The Poetry of Data: Refik Anadol and the Case for AI in Art

If the arrival of the printing press made everyone a critic and social media has transformed everyone into an artist, artificial intelligence, like all burgeoning mediums, has understandably been met with a wave of hysteria and a world of possibility.

Culturally speaking, our fear of AI is irrevocably tied to the ‘robot takeover’ trope, widespread across the history of film — from the haunting depiction of the HAL-9000 computer from 2001: A Space Odyssey to the heartbreaking story of David in Steven Spielberg’s 2001 film, A.I.: Artificial Intelligence — originally conceived by Stanley Kubrick in the ‘70s as a futuristic retelling of the Pinocchio legend.

Fast forward to the 21st century, robots haven’t taken over, and artists have begun utilizing AI (algorithms, machine learning, etc.) both as a tool to help produce art, and as a framework that allows for different experiences interacting or experiencing it. These advancements AI have ushered a new age of creation expression, from Harold Cohen’s AARON computer, which codified the act of drawing, to the eerie portraits of Mario Klingemann and the collaborative AI paintings of Sougwen Chung, to exhibitions that we have produced and presented over the years, including Everything in Existence and TRUST both by fuse* and Transient: Impermanent Paintings by Quayola.

As we look at the intersection of AI in art in the modern day, there is arguably no figure who has garnered more attention as Turkish new media artist Refik Anadol. Born in Istanbul in 1985, Anadol watched Blade Runner when he was eight and recalls the “profound” effect it had on his imagination. In that same year, his family bought a home computer. This early fascination with film and technology would come to anticipate the immersive data sculptures he is globally known for today. Much like Do Androids Dream of Electric Sheep?, the dystopian novel that inspired Blade Runner, Anadol has built his career pondering on the question: If machines can learn, can they dream?

Instead of pigment, Anadol uses data sets and machine learning as his material of choice to paint breathtaking installations that challenge our perception of space, time and narrative. Surely by now, you’ve seen his work. Whether across historical architecture, such as Barcelona’s Casa Battló, Florence’s Palazzo Strozzie and Los Angeles’ Walt Disney Concert Hall, to his latest solo exhibition at Jeffrey Deitch and the monumental installation at the Museum of Modern Art in New York City, ‘Unsupervised”.

But looking back to 2019, we had the opportunity to introduce Anadol to the states — utilizing ARTECHOUSE’s technological infrastructure to collaborate on his first solo exhibition in the US. We have worked side-by-side with the artist on four collaborations, including Infinite Space in DC and Miami, and Machine Hallucination, which launched ARTECHOUSE NYC in 2019, and then was reprised in 2021 due to popular demand along with a monumental NFT release. 

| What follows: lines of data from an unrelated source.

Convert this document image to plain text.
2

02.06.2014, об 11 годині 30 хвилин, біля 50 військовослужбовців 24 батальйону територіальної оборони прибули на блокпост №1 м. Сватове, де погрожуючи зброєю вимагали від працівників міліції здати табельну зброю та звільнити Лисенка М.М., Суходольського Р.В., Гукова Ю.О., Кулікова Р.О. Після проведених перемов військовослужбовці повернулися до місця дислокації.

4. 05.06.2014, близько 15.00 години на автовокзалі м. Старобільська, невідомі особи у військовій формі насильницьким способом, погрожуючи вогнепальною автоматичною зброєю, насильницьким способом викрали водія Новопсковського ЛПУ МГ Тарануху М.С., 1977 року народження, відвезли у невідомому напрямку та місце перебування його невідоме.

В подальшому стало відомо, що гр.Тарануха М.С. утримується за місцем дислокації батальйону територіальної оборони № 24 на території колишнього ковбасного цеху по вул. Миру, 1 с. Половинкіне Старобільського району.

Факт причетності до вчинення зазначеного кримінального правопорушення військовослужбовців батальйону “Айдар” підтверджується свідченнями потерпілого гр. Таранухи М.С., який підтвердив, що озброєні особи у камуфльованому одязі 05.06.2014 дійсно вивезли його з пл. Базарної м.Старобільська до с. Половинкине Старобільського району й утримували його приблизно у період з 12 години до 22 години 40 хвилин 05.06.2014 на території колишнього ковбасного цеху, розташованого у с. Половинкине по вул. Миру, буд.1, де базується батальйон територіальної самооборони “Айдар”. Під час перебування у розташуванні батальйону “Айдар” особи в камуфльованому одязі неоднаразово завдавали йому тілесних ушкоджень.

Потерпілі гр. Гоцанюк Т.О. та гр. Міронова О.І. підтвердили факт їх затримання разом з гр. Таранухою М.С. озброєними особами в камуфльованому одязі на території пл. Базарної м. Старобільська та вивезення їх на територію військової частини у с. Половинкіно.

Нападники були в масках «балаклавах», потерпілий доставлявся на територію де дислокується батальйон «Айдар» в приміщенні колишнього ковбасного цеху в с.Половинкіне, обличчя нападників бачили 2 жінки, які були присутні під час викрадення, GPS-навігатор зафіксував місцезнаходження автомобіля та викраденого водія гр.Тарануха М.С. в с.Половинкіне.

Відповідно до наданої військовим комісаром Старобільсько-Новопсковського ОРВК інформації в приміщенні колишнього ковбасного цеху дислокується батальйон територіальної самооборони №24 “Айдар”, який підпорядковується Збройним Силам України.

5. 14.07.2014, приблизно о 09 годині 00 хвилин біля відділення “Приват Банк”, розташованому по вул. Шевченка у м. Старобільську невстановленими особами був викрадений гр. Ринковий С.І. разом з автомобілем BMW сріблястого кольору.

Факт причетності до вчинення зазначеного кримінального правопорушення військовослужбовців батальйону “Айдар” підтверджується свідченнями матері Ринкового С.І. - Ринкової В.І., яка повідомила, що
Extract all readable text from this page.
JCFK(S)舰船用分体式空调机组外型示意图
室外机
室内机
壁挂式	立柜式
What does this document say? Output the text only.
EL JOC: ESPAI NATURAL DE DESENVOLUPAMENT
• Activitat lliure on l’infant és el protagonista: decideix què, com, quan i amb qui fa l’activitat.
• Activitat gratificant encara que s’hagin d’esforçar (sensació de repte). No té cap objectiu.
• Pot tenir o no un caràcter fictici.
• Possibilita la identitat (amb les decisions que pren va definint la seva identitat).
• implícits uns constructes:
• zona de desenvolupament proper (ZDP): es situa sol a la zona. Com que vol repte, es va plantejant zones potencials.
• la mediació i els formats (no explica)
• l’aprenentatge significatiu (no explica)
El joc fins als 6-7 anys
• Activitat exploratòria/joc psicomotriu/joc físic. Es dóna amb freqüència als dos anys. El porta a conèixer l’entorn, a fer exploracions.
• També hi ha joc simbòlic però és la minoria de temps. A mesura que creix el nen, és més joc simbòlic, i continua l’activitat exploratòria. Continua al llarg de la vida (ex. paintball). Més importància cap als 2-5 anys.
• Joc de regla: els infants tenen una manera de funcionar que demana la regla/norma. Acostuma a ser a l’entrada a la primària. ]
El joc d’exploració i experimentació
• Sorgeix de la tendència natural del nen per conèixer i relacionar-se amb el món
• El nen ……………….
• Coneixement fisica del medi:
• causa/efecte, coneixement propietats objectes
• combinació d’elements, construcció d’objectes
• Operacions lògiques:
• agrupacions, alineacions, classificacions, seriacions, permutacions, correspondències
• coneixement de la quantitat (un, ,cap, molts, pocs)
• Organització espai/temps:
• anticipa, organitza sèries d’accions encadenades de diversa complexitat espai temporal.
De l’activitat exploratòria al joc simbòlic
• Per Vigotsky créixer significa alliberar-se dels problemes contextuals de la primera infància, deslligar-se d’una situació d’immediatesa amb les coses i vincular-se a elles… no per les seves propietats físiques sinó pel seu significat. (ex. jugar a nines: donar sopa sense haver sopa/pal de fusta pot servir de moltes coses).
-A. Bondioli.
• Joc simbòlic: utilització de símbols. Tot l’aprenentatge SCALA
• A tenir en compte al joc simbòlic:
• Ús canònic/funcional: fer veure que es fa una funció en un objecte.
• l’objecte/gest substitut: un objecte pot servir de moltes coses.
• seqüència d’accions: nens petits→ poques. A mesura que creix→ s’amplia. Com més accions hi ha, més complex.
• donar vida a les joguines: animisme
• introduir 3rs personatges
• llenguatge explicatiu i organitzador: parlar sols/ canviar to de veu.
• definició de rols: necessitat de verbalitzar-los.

“If the doors of perception were cleansed,” wrote the acclaimed English artist William Blake, “everything would appear to man as it is — infinite.” Anadol approached Infinite Spaces with this conceptual framework in mind. Housed at both our DC and Miami locations, the exhibition was defined by a rhythmic and pulsating energy that aimed to explore memories and dreams through the mind of a machine using data sets from human ephemera, intergalactic photographs, along with historical archives and geological activity. These were then translated into hypnotizing sculptures and living paintings in a context that astounded audiences.. 

Boxes were fabricated that allowed visitors to step inside the idea of infinity, as opposed to observing a concept simply on a flatscreen. “What was really unique about the ARTECHOUSE project, I was able to finally find a place where I can compile all the ideas in one location, one point of view where people can immerse themselves with similarities on the surface, but depth is still available.” 

Within each collaboration, Anadol has looked to shape and reshape the way in which we understand the natural and built environment. Machine Hallucination was created by using 100 million architectural images of New York, which were then reimagined across an immersive environment that emitted the city’s collective memories and its potential future. “When I saw the technological infrastructure in New York, that was it,” recalled Anadol, when reflecting on how he first worked with our studio. “It’s the future of cinema. And I think we’ve made it.”

While some fear the capabilities of AI, Anadol reasserts that science, art and technology have always been interlinked throughout the centuries. One only needs to think of the great Leonardo Da Vinci to be reminded of this fact. Like an invisible ray of light, Anadol is “trying to find the poetry inside those datasets to create a new meaning beyond what data means.”

Despite his unflinching optimism, Anadol isn’t naive to the dangers that can be brought on by AI if used in the wrong hands. “Purposeful questions and purposeful reason” will be needed in bringing stability and progress for all sectors of society and not just a select few, he asserts. “Can we use AI to enhance our cognitive capacity? Can we learn better? Can we remember better? What would happen if we had the chance to create a machine that enhanced our capacity of imagination?”